Algorithm for finalizing cycles (Re: [Python-Dev] Garbage collecting closures) (original) (raw)

Tim Peters tim_one@email.msn.com
Tue, 15 Apr 2003 00:02:02 -0400


[Greg Ewing]

... What bothers me, though, is that even with finalizers, the library writer still can't guarantee eventual reclamation. The application can unwittingly stuff it all up by creating cycles, and there's nothing the library writer can do about it.

They're not trying very hard, then -- and, admittedly, most don't. For example, every time the library grabs a resource that needs finalization, it can plant a weakref to it in a singleton private module object with a del method. When the module is torn down at shutdown, that object's del gets called via refcount-falls-from-1-to-0 (it's a private object -- the library author can surely guarantee it isn't in a cycle), and free whichever resources still exist then. The library could instead register a cleanup function via atexit(). Or it could avoid weakrefs by setting up a thread that wakes up every now and again, to scan gc.garbage for instances of the objects it passed out. Finding one, it could finalize the resources held by the object, mark the object as no longer needing resource finalization, and letting the object leak. And so on -- Python supplies lots of ways to get what you want even here.
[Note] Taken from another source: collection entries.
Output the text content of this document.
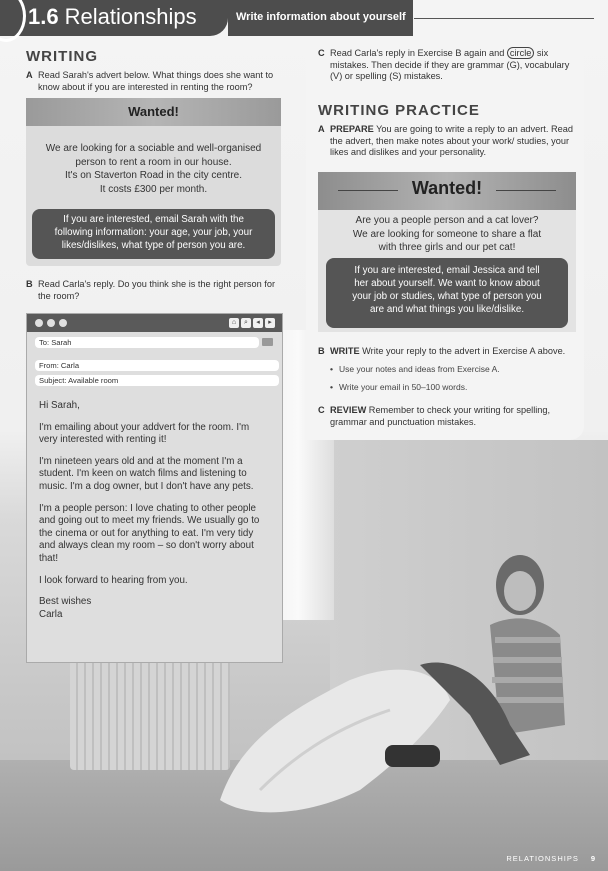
1.6 Relationships	Write information about yourself
WRITING
A Read Sarah's advert below. What things does she want to know about if you are interested in renting the room?
Wanted!
We are looking for a sociable and well-organised
person to rent a room in our house.
It's on Staverton Road in the city centre.
It costs £300 per month.
If you are interested, email Sarah with the
following information: your age, your job, your
likes/dislikes, what type of person you are.
B Read Carla's reply. Do you think she is the right person for the room?
⌂	⌕	◂	▸
To: Sarah
From: Carla
Subject: Available room

Hi Sarah,

I'm emailing about your addvert for the room. I'm very interested with renting it!

I'm nineteen years old and at the moment I'm a student. I'm keen on watch films and listening to music. I'm a dog owner, but I don't have any pets.

I'm a people person: I love chating to other people and going out to meet my friends. We usually go to the cinema or out for anything to eat. I'm very tidy and always clean my room – so don't worry about that!

I look forward to hearing from you.

Best wishes
Carla
C Read Carla's reply in Exercise B again and circle six mistakes. Then decide if they are grammar (G), vocabulary (V) or spelling (S) mistakes.
WRITING PRACTICE
A PREPARE You are going to write a reply to an advert. Read the advert, then make notes about your work/ studies, your likes and dislikes and your personality.
Wanted!
Are you a people person and a cat lover?
We are looking for someone to share a flat
with three girls and our pet cat!
If you are interested, email Jessica and tell
her about yourself. We want to know about
your job or studies, what type of person you
are and what things you like/dislike.
B WRITE Write your reply to the advert in Exercise A above.
• Use your notes and ideas from Exercise A.
• Write your email in 50–100 words.
C REVIEW Remember to check your writing for spelling, grammar and punctuation mistakes.
RELATIONSHIPS 9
It seems to me that giving up on finalization altogether in the presence of cycles is too harsh. In most cases, the cycle isn't actually going to make any difference. With a cycle of your abovementioned file-descriptor-holding objects, for example, could be finalized in an arbitrary order, because the finalizers don't depend on any other objects in the cycle.

I expect that's usually so, but that detecting that it's so is intractable. Even if we relied on programmers declaring their beliefs explicitly, Python still has to be paranoid enough to avoid crashing if the stated beliefs aren't really true. For example, if you fight your way through the details of Java's Byzantine finalization scheme, you'll find that the hairiest parts of it exist just to ensure that Java's gc internals never end up dereferencing dangling pointers. This has the added benefit that most experienced Java programmers appear to testify that Java's finalizers are useless .

So maybe there should be some way of classifying the references held by an object into those that are relied upon by its finalizer, and those that aren't.

How? I believe this is beyond realistic automated analysis for Python source.

The algorithm would then be to first go through and clear all the references that aren't needed by finalizers, and then... [assuming there's no problem leads to the conclusion there's no problem ]

You probably need also to detect that the finalizer can't resurrect the object either, else clearing references that aren't needed specifically for finalization would leave the resurrected object in a damaged state.